9 May 2023
During a routine inspection
Heath House is a residential care home providing personal care to up to 17 people. At the time of the inspection the service was providing support to people living with dementia and people experiencing poor mental health. At the time of our inspection there were 9 people living in the service, 8 of whom were receiving the regulated activity of accommodation for persons who require nursing or personal care.
Heath House consisted of 17 one-bedroom flats, which included a living area, kitchen, and shower room. There was a small communal lounge and dining room.
People’s experience of using this service and what we found
People were not safe living in the service. Individual risks to people and environmental risks had not been assessed and responded to. Infection control risks had not been adequately responded to. Medicines were not handled or stored safely. People did not always receive their medicines as prescribed. Staff had not received training in responding to safeguarding concerns. No system was in place to ensure safeguarding concerns were reported and investigated as required. People told us they did not feel safe living in the service. People and relatives raised concerns about the high turnover of staff and high use of agency. Staff were not effectively deployed.
People were supported by staff who had not received adequate training and support to carry out their roles and meet people's needs safely. The physical design and service environment had not been adapted to meet the needs of the people living in the service. This had resulted in people's needs not being met. People and relatives raised concerns about the quality of the food provided. People's preferences and input had not been used to help ensure the meals provided were suitable. Staff were not proactive in seeking input from health professionals. People's health needs were not met and recommendations from health professionals were not always followed. CCTV was being used in internal areas but people's consent to be recorded had not been sought.
People were not treated with respect and their dignity was not upheld. Staff had failed to consider how to support people's independence as a result people's dignity had been compromised. People and their relatives were not involved in the support provided. Their views, opinions, and preferences were not sought. The lack of engagement and involvement of people and their relatives had resulted in people’s needs not being met.
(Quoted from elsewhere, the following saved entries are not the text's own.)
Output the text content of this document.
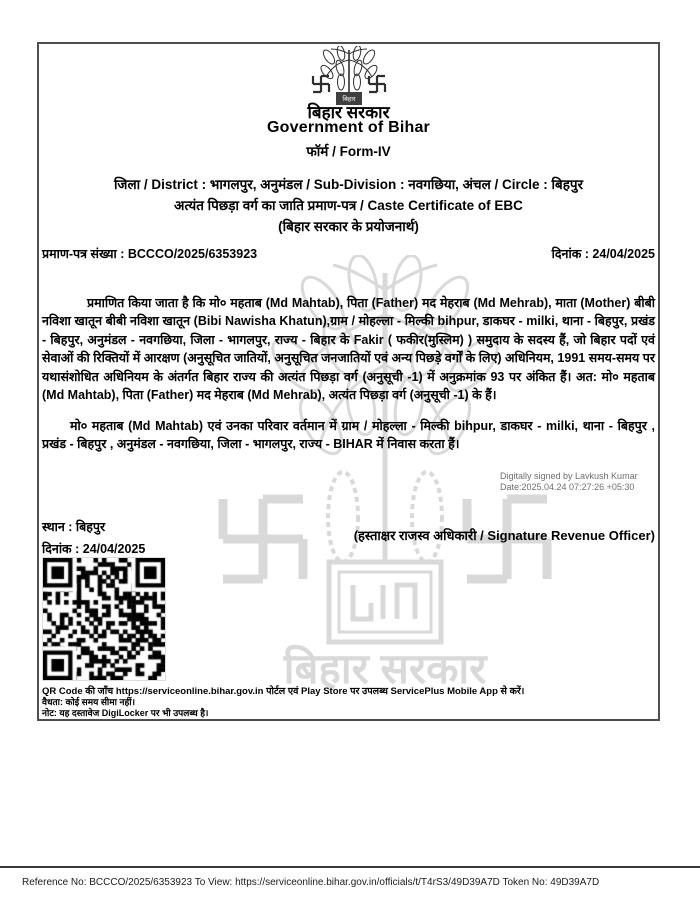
बिहार सरकार
बिहार
बिहार सरकार
Government of Bihar
फॉर्म / Form-IV
जिला / District : भागलपुर, अनुमंडल / Sub-Division : नवगछिया, अंचल / Circle : बिहपुर
अत्यंत पिछड़ा वर्ग का जाति प्रमाण-पत्र / Caste Certificate of EBC
(बिहार सरकार के प्रयोजनार्थ)
प्रमाण-पत्र संख्या : BCCCO/2025/6353923	दिनांक : 24/04/2025
प्रमाणित किया जाता है कि मो० महताब (Md Mahtab), पिता (Father) मद मेहराब (Md Mehrab), माता (Mother) बीबी नविशा खातून बीबी नविशा खातून (Bibi Nawisha Khatun),ग्राम / मोहल्ला - मिल्की bihpur, डाकघर - milki, थाना - बिहपुर, प्रखंड - बिहपुर, अनुमंडल - नवगछिया, जिला - भागलपुर, राज्य - बिहार के Fakir ( फकीर(मुस्लिम) ) समुदाय के सदस्य हैं, जो बिहार पदों एवं सेवाओं की रिक्तियों में आरक्षण (अनुसूचित जातियों, अनुसूचित जनजातियों एवं अन्य पिछड़े वर्गों के लिए) अधिनियम, 1991 समय-समय पर यथासंशोधित अधिनियम के अंतर्गत बिहार राज्य की अत्यंत पिछड़ा वर्ग (अनुसूची -1) में अनुक्रमांक 93 पर अंकित हैं। अत: मो० महताब (Md Mahtab), पिता (Father) मद मेहराब (Md Mehrab), अत्यंत पिछड़ा वर्ग (अनुसूची -1) के हैं।
मो० महताब (Md Mahtab) एवं उनका परिवार वर्तमान में ग्राम / मोहल्ला - मिल्की bihpur, डाकघर - milki, थाना - बिहपुर , प्रखंड - बिहपुर , अनुमंडल - नवगछिया, जिला - भागलपुर, राज्य - BIHAR में निवास करता हैं।
Digitally signed by Lavkush Kumar
Date:2025.04.24 07:27:26 +05:30
स्थान : बिहपुर
(हस्ताक्षर राजस्व अधिकारी / Signature Revenue Officer)
दिनांक : 24/04/2025
QR Code की जाँच https://serviceonline.bihar.gov.in पोर्टल एवं Play Store पर उपलब्ध ServicePlus Mobile App से करें।
वैधता: कोई समय सीमा नहीं।
नोट: यह दस्तावेज DigiLocker पर भी उपलब्ध है।
Reference No: BCCCO/2025/6353923 To View: https://serviceonline.bihar.gov.in/officials/t/T4rS3/49D39A7D Token No: 49D39A7D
People did not receive person-centred care. People's care plans contained limited information on their needs and preferences. People told us there was not enough social activities and entertainment. People's communication needs were not always supported. Robust responses to concerns and complaints had not been made.
No governance frameworks or systems were in place. This meant the quality of the service and any potential risks had not been effectively assessed or monitored. The service had started providing the regulated activity in February 2023, since that date there had been 3 different managers in post. The provider had failed to put in place effective systems to maintain oversight and information within the service. This had resulted in the current manager having limited information and no systems to ensure a safe and good quality service. Records had not been sufficiently maintained. Effective actions to improve the quality of the service had not been taken. People, relatives, and staff had not been fully involved in the support provided. Their feedback had not been sought. People and relatives told us communication was poor. The provider worked with local authority and health care staff during the inspection to address the most serious concerns identified and ensure people’s safety.
For more details, please see the full report which is on the CQC website at www.cqc.org.uk
Rating at last inspection
This service was registered with us on 25 October 2022 and this is the first inspection.
Why we inspected
The inspection was prompted in part due to concerns received about medicines management, staff training, management of risks to people, and governance.
You can see what action we have asked the provider to take at the end of this full report.
Enforcement and Recommendations
We have identified breaches in relation to safe care and treatment, staffing, the premises, consent to care, dignity and respect, person-centred care, and good governance at this inspection. We imposed urgent conditions on the provider's registration as a result.
Full information about CQC’s regulatory response to the more serious concerns found during inspections is added to reports after any representations and appeals have been concluded.
Follow up
The overall rating for this service is ‘Inadequate’ and the service is therefore in ‘special measures’. This means we will keep the service under review and, if we do not propose to cancel the provider’s registration, we will re-inspect within 6 months to check for significant improvements.
If the provider has not made enough improvement within this timeframe and there is still a rating of inadequate for any key question or overall rating, we will take action in line with our enforcement procedures. This will mean we will begin the process of preventing the provider from operating this service. This will usually lead to cancellation of their registration or to varying the conditions the registration.
For adult social care services, the maximum time for being in special measures will usually be no more than 12 months. If the service has demonstrated improvements when we inspect it and it is no longer rated as inadequate for any of the five key questions it will no longer be in special measures.